Flann O’Brien, real name Brian O’Nolan,  wrote under many pseudonyms including that of Miles na gCopaleen, (Miles of the small horse as a member of the audience helpfully translated) who was a columnist for the Irish Times  famed for his satirical wit. O’Brien though, struggled to be accepted as a serious writer during his lifetime although he did eventually leave the civil service to write full time. It was suggested that he was negatively influenced by the fact that his novel, The Third Policeman, was not accepted for publication although it is now an aclaimed piece of work.

Brendan Behan was a Dubliner who came from a family with a strong republican tradition, his uncle wrote the Irish National anthem and his mother said that ‘she didn’t like the English’ - several times. She also sang during her interview and much was made in the film of Behan’s fine singing voice. Beehan also spent time in Mountjoy gaol and there were sequences from the Quare Fellow which was based on his time in the gaol.
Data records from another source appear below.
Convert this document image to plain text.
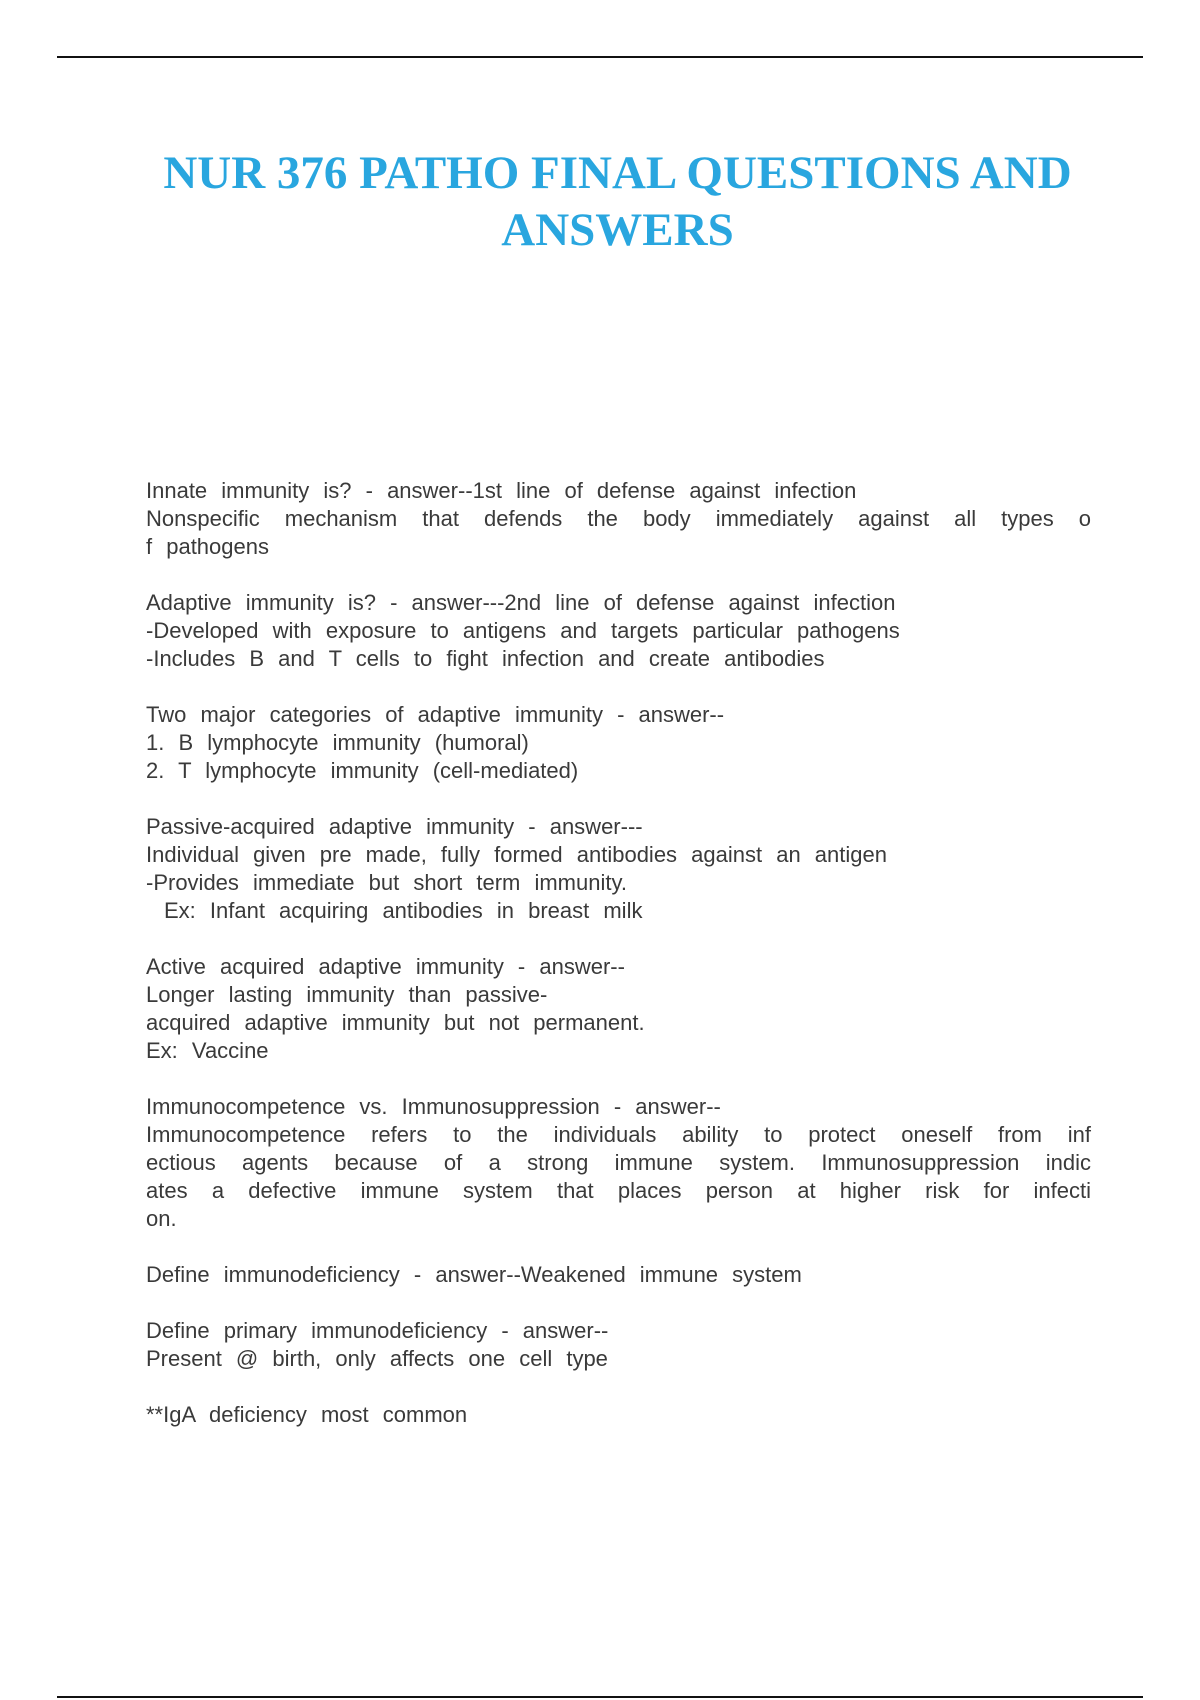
NUR 376 PATHO FINAL QUESTIONS AND ANSWERS
Innate immunity is? - answer--1st line of defense against infection
Nonspecific mechanism that defends the body immediately against all types o
f pathogens
Adaptive immunity is? - answer---2nd line of defense against infection
-Developed with exposure to antigens and targets particular pathogens
-Includes B and T cells to fight infection and create antibodies
Two major categories of adaptive immunity - answer--
1. B lymphocyte immunity (humoral)
2. T lymphocyte immunity (cell-mediated)
Passive-acquired adaptive immunity - answer---
Individual given pre made, fully formed antibodies against an antigen
-Provides immediate but short term immunity.
Ex: Infant acquiring antibodies in breast milk
Active acquired adaptive immunity - answer--
Longer lasting immunity than passive-
acquired adaptive immunity but not permanent.
Ex: Vaccine
Immunocompetence vs. Immunosuppression - answer--
Immunocompetence refers to the individuals ability to protect oneself from inf
ectious agents because of a strong immune system. Immunosuppression indic
ates a defective immune system that places person at higher risk for infecti
on.
Define immunodeficiency - answer--Weakened immune system
Define primary immunodeficiency - answer--
Present @ birth, only affects one cell type
**IgA deficiency most common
There were also extracts from interviews with Eamon Andrews who tackled him about his drunkeness on television with suitable unapologetic ripostes from Behan.

In contrast to Behan, Patrick Kavanagh  was a country boy who was born in Monaghan and came to Dublin only later in life. His early poems were based on his country experiences and in one sequence he was shown walking through a field and picking up a small bird, which was so comfortable with his touch it just nestled in the palm of his hand. Kavanagh lived in one of the old Dublin Georgian terraces and he had rigged up a large wing mirror on an outside wall angled to show who was calling so he could decide whether or not to answer the door! After a major operation Kavanagh experienced a renaissance in his writing when he was resting by the side of the Grand Canal in Dublin – the same place which inspired Lines written on a Seat on the Grand Canal, Dublin.

These three greats swept aside the heavy shadow cast by Yeats and brought about a renaissance in Irish writing. Their lives reflected the creative brilliance of their minds and their enduring love for ‘a pint of plain’.

Des Hurley, of the Irish Arts Foundation made an inspired choice with this film.

A Literary Dublin was a partnership between Irish Arts Foundation and Headingley LitFest.

Eamonn Hamilton brought a display of Irish Literary books to the event

1 comment:

  1. That sounds as if it was a very good night with something for everyone and reading your account brought back memories of when I studied James Joyce's 'Dubliners' This prompted me to search through my bookshelves and peruse the book and the notes I had made before I took my exams. I read that I had said that in the various stories the theme of imprisonment, paralysis and escape is explored on many levels and that Joyce thought that deep insights might be gained through incidents and circumstances which seem outwardly insignificent. Reading about the film and the increasing involvement with alcohol on the part of the characters and especially Brendan Behan made me resolve to read 'Counterparts' and 'Grace' again. However my favourite story is 'Eveline' which tells the tale of a girl trapped in Dublin by the smothering influence of environment and social and economic conditions.
    Thanks for reminding me how much I enjoyed studying this miscellaneous collection of scenes drawn from Dublin life.